Ethics Learning from Young Lives: 20 Years On

Gina Crivello
Virginia Morrow

Preview

Many complex ethics questions arise in the conduct of longitudinal research in low- and - middle-income countries (LMICs), particularly in studies that involve children and other potentially vulnerable social groups over long periods of time.  Young Lives strives to adhere to agreed ethical standards which emphasise principles of justice, respect and informed consent, and maximising benefits while avoiding doing harm to the people in our study.  Whilst there is a well-developed ethics literature on children and youth in social research, less is published on the lessons learned in navigating research ethics in longitudinal studies.

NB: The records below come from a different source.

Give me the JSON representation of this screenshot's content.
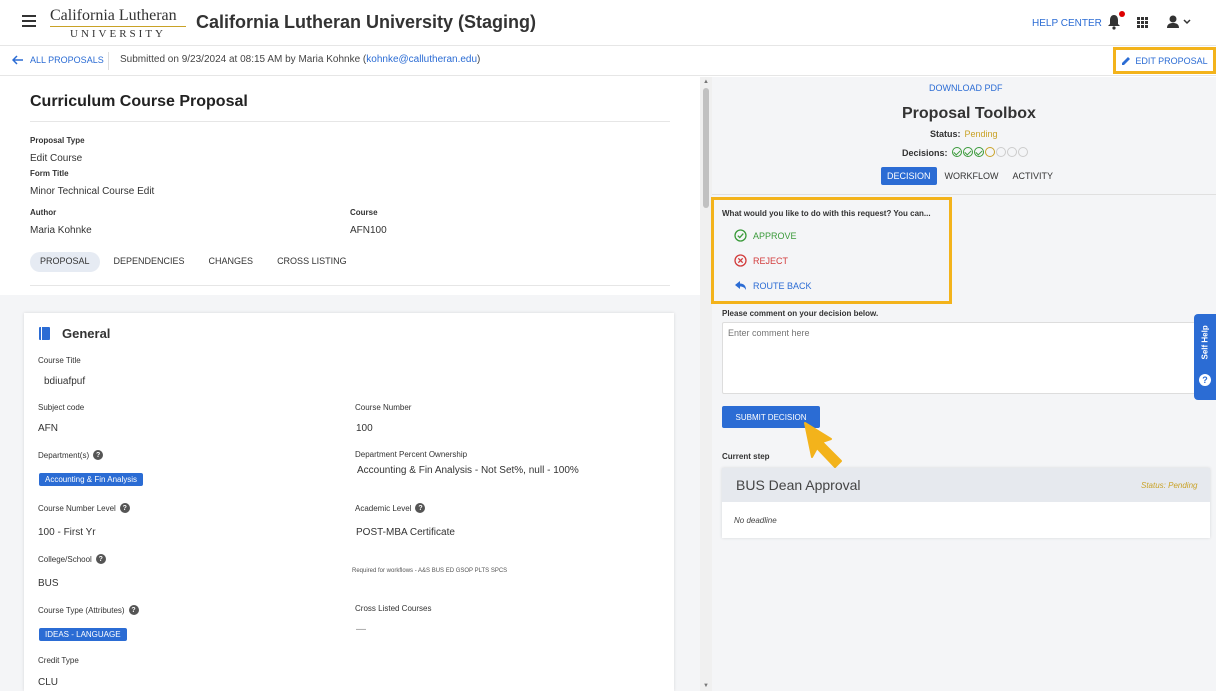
{
  "header": {
    "logo_top": "California Lutheran",
    "logo_bottom": "UNIVERSITY",
    "app_title": "California Lutheran University (Staging)",
    "help_center": "HELP CENTER"
  },
  "subbar": {
    "back_label": "ALL PROPOSALS",
    "submitted_prefix": "Submitted on 9/23/2024 at 08:15 AM by Maria Kohnke (",
    "email": "kohnke@callutheran.edu",
    "submitted_suffix": ")",
    "edit_label": "EDIT PROPOSAL"
  },
  "proposal": {
    "title": "Curriculum Course Proposal",
    "proposal_type_label": "Proposal Type",
    "proposal_type": "Edit Course",
    "form_title_label": "Form Title",
    "form_title": "Minor Technical Course Edit",
    "author_label": "Author",
    "author": "Maria Kohnke",
    "course_label": "Course",
    "course": "AFN100",
    "tabs": [
      "PROPOSAL",
      "DEPENDENCIES",
      "CHANGES",
      "CROSS LISTING"
    ]
  },
  "general": {
    "title": "General",
    "course_title_label": "Course Title",
    "course_title": "bdiuafpuf",
    "subject_code_label": "Subject code",
    "subject_code": "AFN",
    "course_number_label": "Course Number",
    "course_number": "100",
    "departments_label": "Department(s)",
    "department_chip": "Accounting & Fin Analysis",
    "dept_percent_label": "Department Percent Ownership",
    "dept_percent": "Accounting & Fin Analysis - Not Set%, null - 100%",
    "course_number_level_label": "Course Number Level",
    "course_number_level": "100 - First Yr",
    "academic_level_label": "Academic Level",
    "academic_level": "POST-MBA Certificate",
    "college_label": "College/School",
    "college": "BUS",
    "required_note": "Required for workflows - A&S BUS ED GSOP PLTS SPCS",
    "course_type_label": "Course Type (Attributes)",
    "course_type_chip": "IDEAS - LANGUAGE",
    "cross_listed_label": "Cross Listed Courses",
    "cross_listed": "—",
    "credit_type_label": "Credit Type",
    "credit_type": "CLU"
  },
  "toolbox": {
    "download_pdf": "DOWNLOAD PDF",
    "title": "Proposal Toolbox",
    "status_label": "Status:",
    "status_value": "Pending",
    "decisions_label": "Decisions:",
    "decisions_done": 3,
    "decisions_total": 7,
    "tabs": [
      "DECISION",
      "WORKFLOW",
      "ACTIVITY"
    ],
    "question": "What would you like to do with this request? You can...",
    "approve": "APPROVE",
    "reject": "REJECT",
    "route_back": "ROUTE BACK",
    "comment_label": "Please comment on your decision below.",
    "comment_placeholder": "Enter comment here",
    "submit_label": "SUBMIT DECISION",
    "current_step_label": "Current step",
    "step_title": "BUS Dean Approval",
    "step_status": "Status: Pending",
    "step_deadline": "No deadline",
    "self_help": "Self Help"
  },
  "colors": {
    "accent": "#2b6cd4",
    "highlight": "#f3b31b",
    "approve": "#3a9a3a",
    "reject": "#d23c3c",
    "pending": "#c9a227"
  }
}
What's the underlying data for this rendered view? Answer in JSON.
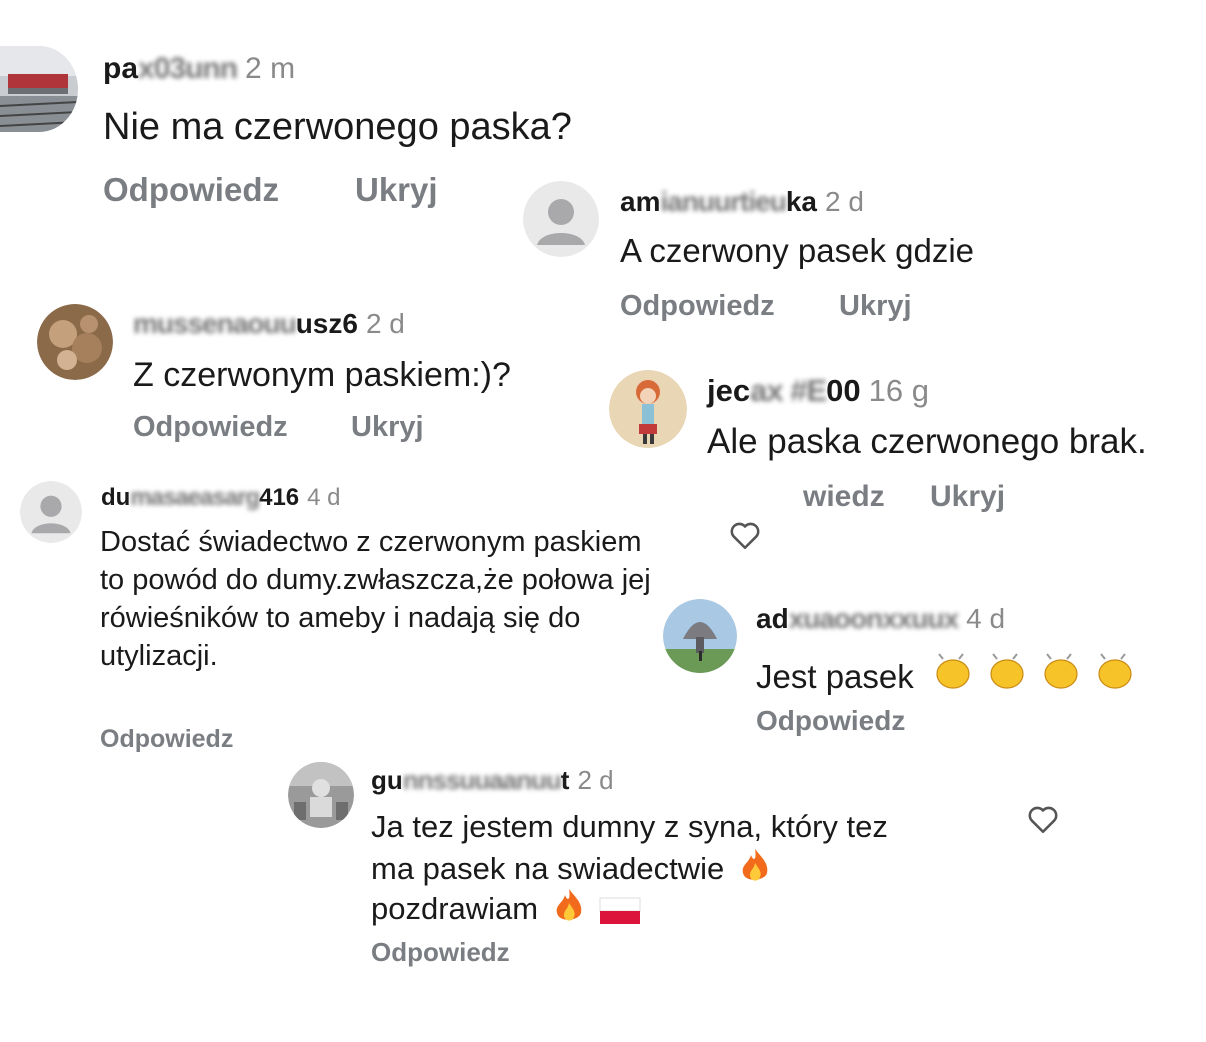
{
  "comments": [
    {
      "user_visible": "pa",
      "user_blurred": "x03unn",
      "time": "2 m",
      "text": "Nie ma czerwonego paska?",
      "reply": "Odpowiedz",
      "hide": "Ukryj"
    },
    {
      "user_visible": "am",
      "user_blurred": "ianuurtieu",
      "user_visible_end": "ka",
      "time": "2 d",
      "text": "A czerwony pasek gdzie",
      "reply": "Odpowiedz",
      "hide": "Ukryj"
    },
    {
      "user_blurred": "mussenaouu",
      "user_visible_end": "usz6",
      "time": "2 d",
      "text": "Z czerwonym paskiem:)?",
      "reply": "Odpowiedz",
      "hide": "Ukryj"
    },
    {
      "user_visible": "jec",
      "user_blurred": "ax #E",
      "user_visible_end": "00",
      "time": "16 g",
      "text": "Ale paska czerwonego brak.",
      "reply": "wiedz",
      "hide": "Ukryj"
    },
    {
      "user_visible": "du",
      "user_blurred": "masaeasarg",
      "user_visible_end": "416",
      "time": "4 d",
      "text": "Dostać świadectwo z czerwonym paskiem to powód do dumy.zwłaszcza,że połowa jej rówieśników to ameby i nadają się do utylizacji.",
      "reply": "Odpowiedz"
    },
    {
      "user_visible": "ad",
      "user_blurred": "xuaoonxxuux",
      "time": "4 d",
      "text": "Jest pasek",
      "reply": "Odpowiedz"
    },
    {
      "user_visible": "gu",
      "user_blurred": "nnssuuaanuu",
      "user_visible_end": "t",
      "time": "2 d",
      "text_line1": "Ja tez jestem dumny z syna, który tez",
      "text_line2": "ma pasek na swiadectwie",
      "text_line3": "pozdrawiam",
      "reply": "Odpowiedz"
    }
  ],
  "icons": {
    "heart": "heart-outline-icon",
    "clap": "clapping-hands-emoji",
    "fire": "fire-emoji",
    "flag": "poland-flag-emoji",
    "default_avatar": "default-avatar-icon"
  },
  "colors": {
    "action_text": "#7a7d82",
    "timestamp": "#8a8a8a",
    "default_avatar_bg": "#dcdcdc",
    "default_avatar_fg": "#a5a5a5"
  }
}
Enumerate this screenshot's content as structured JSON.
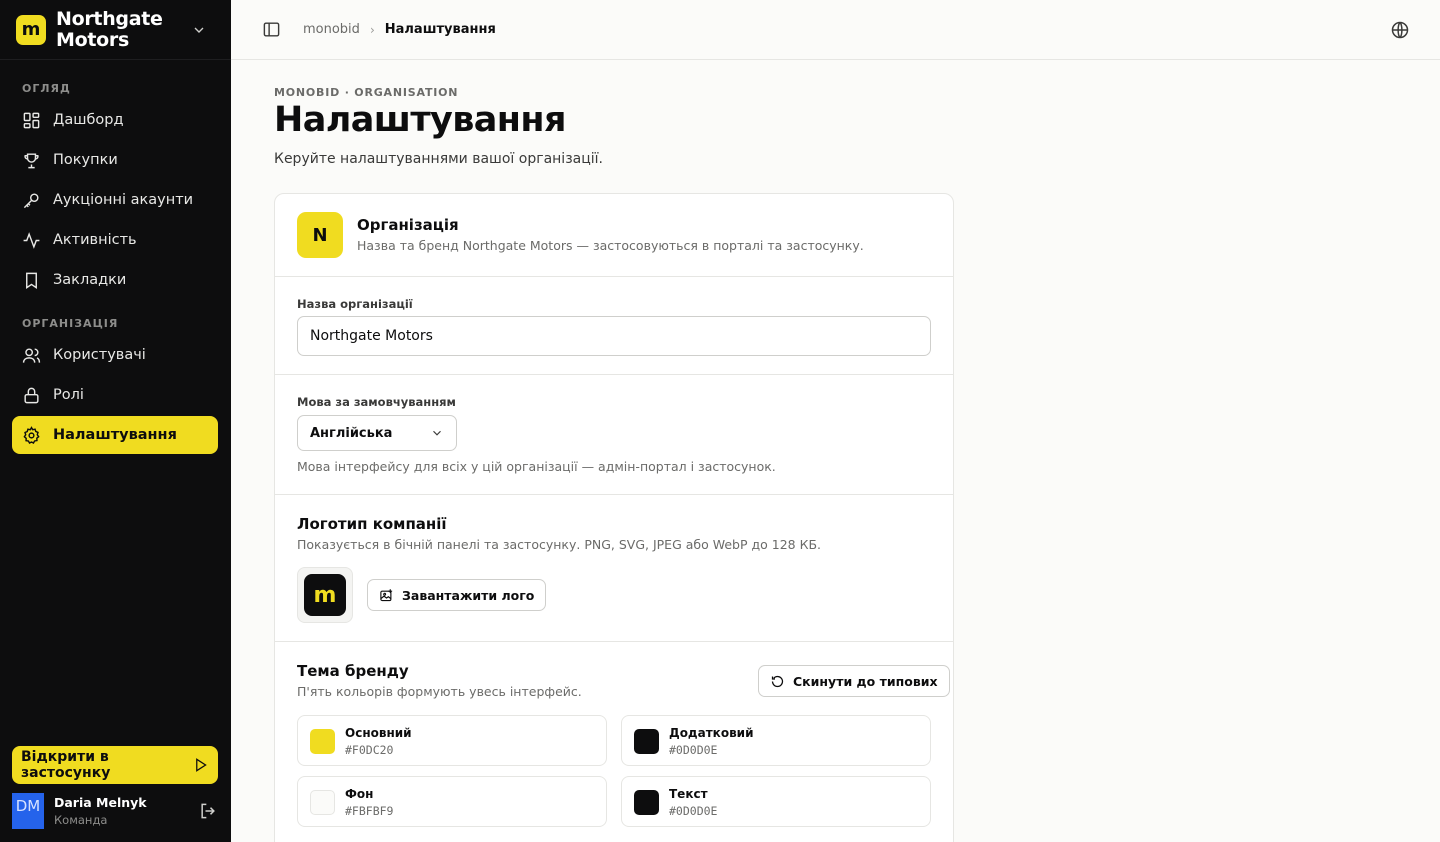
{
  "brand": {
    "logo_letter": "m",
    "name": "Northgate Motors"
  },
  "sidebar": {
    "section_overview": "ОГЛЯД",
    "section_org": "ОРГАНІЗАЦІЯ",
    "items": [
      {
        "label": "Дашборд",
        "icon": "dashboard-icon"
      },
      {
        "label": "Покупки",
        "icon": "trophy-icon"
      },
      {
        "label": "Аукціонні акаунти",
        "icon": "key-icon"
      },
      {
        "label": "Активність",
        "icon": "activity-icon"
      },
      {
        "label": "Закладки",
        "icon": "bookmark-icon"
      },
      {
        "label": "Користувачі",
        "icon": "users-icon"
      },
      {
        "label": "Ролі",
        "icon": "lock-icon"
      },
      {
        "label": "Налаштування",
        "icon": "gear-icon",
        "active": true
      }
    ],
    "open_app": "Відкрити в застосунку",
    "user": {
      "initials": "DM",
      "name": "Daria Melnyk",
      "role": "Команда"
    }
  },
  "topbar": {
    "crumb_root": "monobid",
    "crumb_sep": "›",
    "crumb_current": "Налаштування"
  },
  "page": {
    "eyebrow": "MONOBID · ORGANISATION",
    "title": "Налаштування",
    "subtitle": "Керуйте налаштуваннями вашої організації."
  },
  "org": {
    "badge": "N",
    "title": "Організація",
    "desc": "Назва та бренд Northgate Motors — застосовуються в порталі та застосунку.",
    "name_label": "Назва організації",
    "name_value": "Northgate Motors",
    "lang_label": "Мова за замовчуванням",
    "lang_value": "Англійська",
    "lang_help": "Мова інтерфейсу для всіх у цій організації — адмін-портал і застосунок."
  },
  "logo": {
    "title": "Логотип компанії",
    "desc": "Показується в бічній панелі та застосунку. PNG, SVG, JPEG або WebP до 128 КБ.",
    "preview_letter": "m",
    "upload_label": "Завантажити лого"
  },
  "theme": {
    "title": "Тема бренду",
    "desc": "П'ять кольорів формують увесь інтерфейс.",
    "reset_label": "Скинути до типових",
    "swatches": [
      {
        "name": "Основний",
        "hex": "#F0DC20",
        "color": "#F0DC20"
      },
      {
        "name": "Додатковий",
        "hex": "#0D0D0E",
        "color": "#0D0D0E"
      },
      {
        "name": "Фон",
        "hex": "#FBFBF9",
        "color": "#FBFBF9"
      },
      {
        "name": "Текст",
        "hex": "#0D0D0E",
        "color": "#0D0D0E"
      }
    ]
  },
  "colors": {
    "accent": "#F0DC20",
    "sidebar_bg": "#0D0D0E",
    "page_bg": "#FBFBF9",
    "avatar": "#2563EB"
  }
}
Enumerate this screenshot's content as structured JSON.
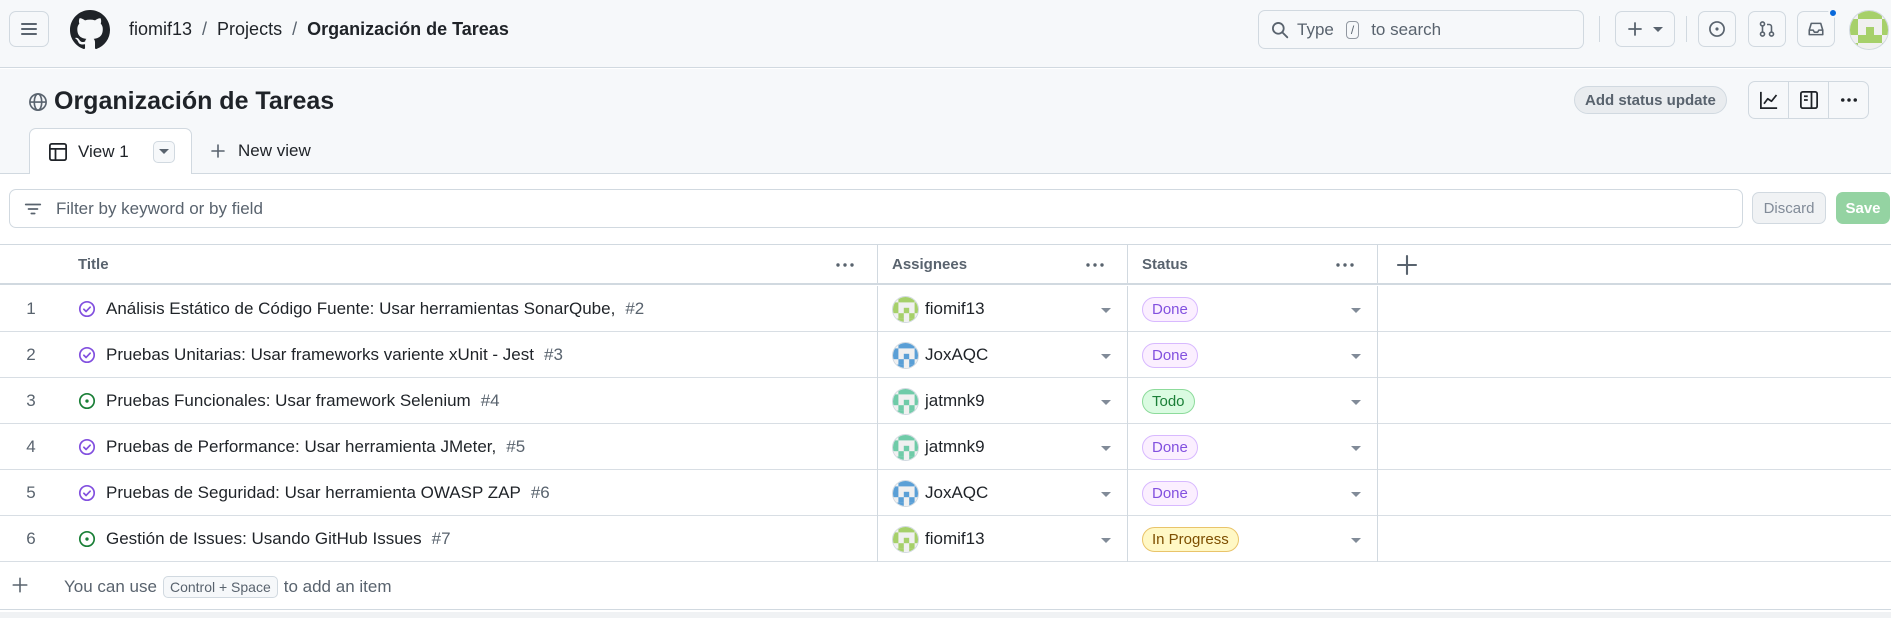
{
  "header": {
    "breadcrumb": [
      "fiomif13",
      "Projects",
      "Organización de Tareas"
    ],
    "breadcrumb_separator": "/",
    "search": {
      "prefix": "Type",
      "key": "/",
      "suffix": "to search"
    }
  },
  "project": {
    "title": "Organización de Tareas",
    "status_button": "Add status update",
    "tabs": [
      {
        "label": "View 1"
      }
    ],
    "new_view_label": "New view"
  },
  "filter": {
    "placeholder": "Filter by keyword or by field",
    "discard_label": "Discard",
    "save_label": "Save"
  },
  "table": {
    "columns": [
      "Title",
      "Assignees",
      "Status"
    ],
    "rows": [
      {
        "n": "1",
        "title": "Análisis Estático de Código Fuente: Usar herramientas SonarQube,",
        "issue": "#2",
        "state": "closed",
        "assignee": "fiomif13",
        "avatar": "green",
        "status": "Done"
      },
      {
        "n": "2",
        "title": "Pruebas Unitarias: Usar frameworks variente xUnit - Jest",
        "issue": "#3",
        "state": "closed",
        "assignee": "JoxAQC",
        "avatar": "blue",
        "status": "Done"
      },
      {
        "n": "3",
        "title": "Pruebas Funcionales: Usar framework Selenium",
        "issue": "#4",
        "state": "open",
        "assignee": "jatmnk9",
        "avatar": "teal",
        "status": "Todo"
      },
      {
        "n": "4",
        "title": "Pruebas de Performance: Usar herramienta JMeter,",
        "issue": "#5",
        "state": "closed",
        "assignee": "jatmnk9",
        "avatar": "teal",
        "status": "Done"
      },
      {
        "n": "5",
        "title": "Pruebas de Seguridad: Usar herramienta OWASP ZAP",
        "issue": "#6",
        "state": "closed",
        "assignee": "JoxAQC",
        "avatar": "blue",
        "status": "Done"
      },
      {
        "n": "6",
        "title": "Gestión de Issues: Usando GitHub Issues",
        "issue": "#7",
        "state": "open",
        "assignee": "fiomif13",
        "avatar": "green",
        "status": "In Progress"
      }
    ],
    "add_item": {
      "prefix": "You can use",
      "shortcut": "Control + Space",
      "suffix": "to add an item"
    }
  },
  "colors": {
    "closed_icon": "#8250df",
    "open_icon": "#1a7f37",
    "done_bg": "#fbefff",
    "done_fg": "#8250df",
    "done_border": "#d8b9ff",
    "todo_bg": "#dafbe1",
    "todo_fg": "#1a7f37",
    "todo_border": "#8ddb9b",
    "progress_bg": "#fff8c5",
    "progress_fg": "#7d4e00",
    "progress_border": "#e9c46a"
  }
}
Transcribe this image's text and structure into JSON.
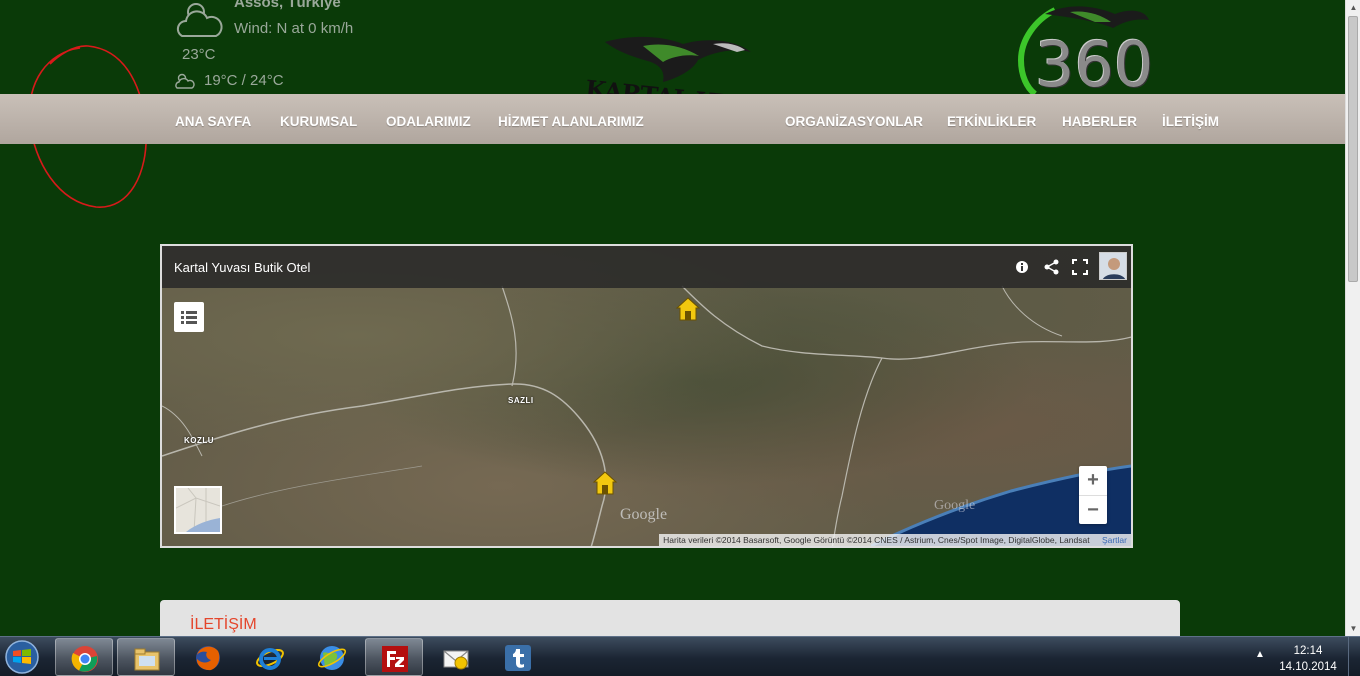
{
  "weather": {
    "location": "Assos, Türkiye",
    "wind": "Wind: N at 0 km/h",
    "temp": "23°C",
    "range": "19°C / 24°C"
  },
  "logo": {
    "text": "KARTAL YUVASI",
    "badge": "360"
  },
  "nav": {
    "items": [
      "ANA SAYFA",
      "KURUMSAL",
      "ODALARIMIZ",
      "HİZMET ALANLARIMIZ",
      "ORGANİZASYONLAR",
      "ETKİNLİKLER",
      "HABERLER",
      "İLETİŞİM"
    ]
  },
  "map": {
    "title": "Kartal Yuvası Butik Otel",
    "places": [
      "SAZLI",
      "KOZLU"
    ],
    "google": "Google",
    "attribution": "Harita verileri ©2014 Basarsoft, Google Görüntü ©2014 CNES / Astrium, Cnes/Spot Image, DigitalGlobe, Landsat",
    "terms": "Şartlar",
    "zoom_in": "+",
    "zoom_out": "−"
  },
  "contact": {
    "title": "İLETİŞİM"
  },
  "taskbar": {
    "time": "12:14",
    "date": "14.10.2014"
  },
  "colors": {
    "page_bg": "#0a3a08",
    "accent": "#e4462c",
    "navbar": "#bdb4ac"
  }
}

This report outlines some of the main ethics challenges faced by Young Lives as they have tracked the 12,000 children who joined Young Lives 20 years ago, and who are now adolescents and young adults. The authors interviewed long-term members of the international research team (principal investigators, researchers, country directors, programme administrators, and policy, communications and data managers), across five countries (Ethiopia, India, Peru, Vietnam, and the UK). and drew on project documentation, including information from interviews with Young Lives families and fieldworkers’ notes to compile the report. 

The report features seven themes: informed consent; safeguarding; research relationships and reciprocity; sensitive questions; maintaining anonymity; using photos and visual images; and IRBs. For each theme, the authors offer key points of learning and illustrative examples from Young Lives experience, in particular highlighting aspects of change over time.  By discussing the struggles as well as the successes, the report aims to contribute to the wider community of practice of longitudinal researchers working in LMICs.